Tuesday, 6 June 2017

6 Basic Rules for Designing Packages


Product packaging, as well as the design, is growing into a huge industry by itself. Many leading companies like Landor and CBA rely heavily on their graphic designers to create robust, bold, eye-catching product and shipping boxes to sell their products. According to the Food Market Institute, there are currently over 40,000 products in the average supermarket in the USA alone, and yours needs to stand above the rest to sell. We will be covering the top six packaging design rules in this article.

1. Be Practical
In the packaging design world, practicality means the shape, color, and functionality of the package. Consumers like functional packaging and the more functional a brand's packaging are, the more products that will sell. This important point is one of the most overlooked points in packaging design. Take shipping boxes, for example, they have a simple layout, but are almost instantly recognizable.

2. Ease of Extension
Any product design should think about extendability. Brands change and add sub groups all the time, and you should keep this in mind when you design the packaging. You want an easy, versatile design that can translate to several different categories.

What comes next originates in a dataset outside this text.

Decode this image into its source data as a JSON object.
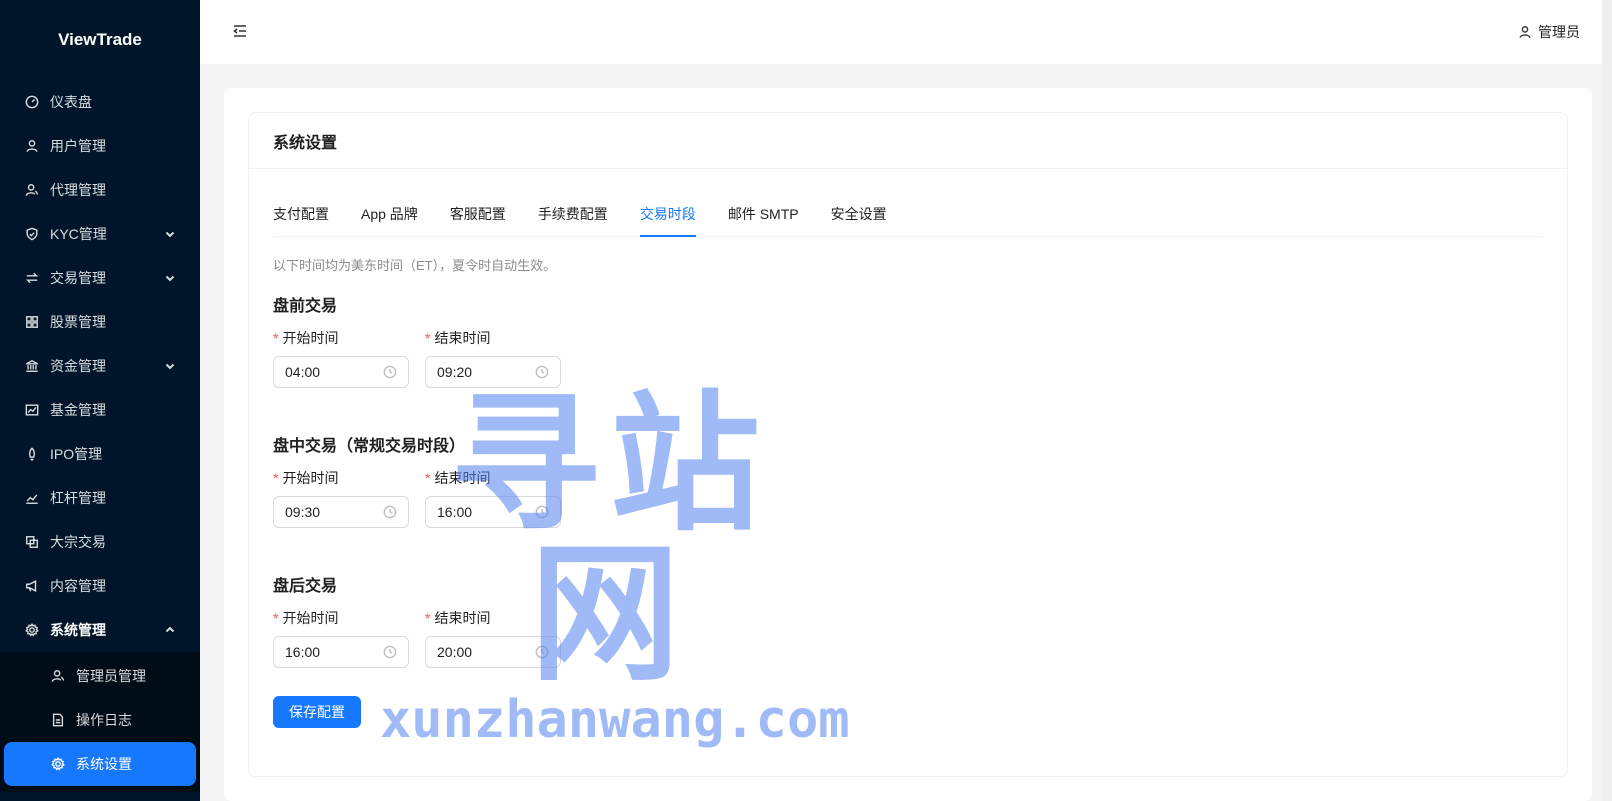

3. Standing Out on the Shelf


You should consider that your consumer will rarely if ever, see the product alone or by itself on a shelf. Your packaging has to stand out against thousands of other products, and this is called shelf impact. The more your product stands out, the better it's going to sell. You should test several options with a small test group of family or friends to see which design catches their eye and makes them take a closer look.

4. Be Authentic
Your product is surrounded all day, every day by competitors products. You will need an authentic, bold design to stand out amongst the masses. For example, if all the other packaging is designed to sit horizontally, make your packaging vertical. This will make it stand out and catch the customer's eye.

5. Be Honest
Your aim with being honest is to make the packaging represent the product inside. If you depict a perfect product, the product inside better be perfect. Consumers will feel cheated and be less likely to buy it again if they're disappointed by the actual product because it didn't match up to the packaging. The consumer expects the packaging to look a little better than the original product, but still stay true to what the product is.

6. Be Simple and Clear
Your packaging should be able to convey two things at a quick glance:
  1. What is the product used for?
  2. Which brand made the product?
Your packaging has approximately four seconds to convey this to the consumer. That is the maximum time someone browsing will dedicate to looking at any one product. If they can find both of those things at a quick glance, they are more likely to purchase the product. Some products have room for a little mystery, but more mainstream brands don't have that luxury. If your packaging fails to deliver on these two basic design elements, it has a better chance of failing.